Tarian diawali dengan gerakan membungkuk
sebagai bentuk penghormatan kepada penonton sekaligus tanda bahwa
tarian akan segera dimulai. Setelah itu kaki penari digerakkan melangkah
maju-mundur diiringi rentangan tangan dan lemparan senyum kepada
penonton. Gerakan dilanjutkan dengan membelakangi penonton dan
menggoyangkan pinggul sambil memakai topeng sesuai karakter yang akan
dibawakannya. Setelah menari berputar-putar tubuh penari kembali
membelakangi penonton sambil mengganti topeng dengan karakter yang
berbeda. Saat mengenakan topeng, bunyi gamelan akan semakin keras
sebagai perlambang dari karakter tokoh yang diperankan, dan permainan
gamelan yang menghasilkan alunan musik paling keras adalah ketika penari
hendak mengenakan topeng berwarna merah tua sebagai perlambang nafsu
angkara murka.
Pakaian yang dikenakan penari adalah
baju kutung lengan pendek berwarna mencolok seperti merah, hijau,
kuning, atau hitam. Kelengkapan busana berupa “mongkron” atau penutup
dada yang panjangnya hingga ke ke pinggang dan dikenakan di bagian
bahu, “dasi”, sampur atau soder atau selendang dikenakan di bagian
pinggang. Kepala mengenakan “sobrah” yaitu tutup kepala menyerupai
jamangan yang diberi pernak-pernik sebagai hiasan. Kedua telinga
mengenakan “sumping” yang diselipkan di telinga kanan dan kiri penari.

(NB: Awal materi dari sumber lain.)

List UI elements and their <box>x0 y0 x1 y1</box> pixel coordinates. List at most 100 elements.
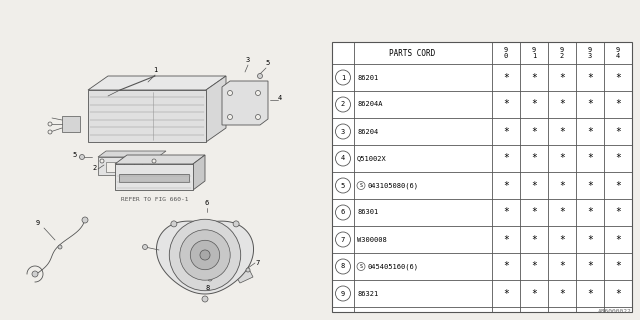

Bawahan berupa “sontog” yaitu celana panjang tiga perempat (di bawah
lutut) berwarna senada dengan baju. Ikat pinggang atau “badong” dipakai
untuk mengencangkan celana panjang. “Tapi” atau “sinjang” berupa batik
khas Cirebon dikenakan di pinggang dan menjuntai di salah satu kaki.
Penari juga membawa “kain ules” sebagai properti tari. Asesoris lainnya
adalah gelang tangan dan gelang kaki.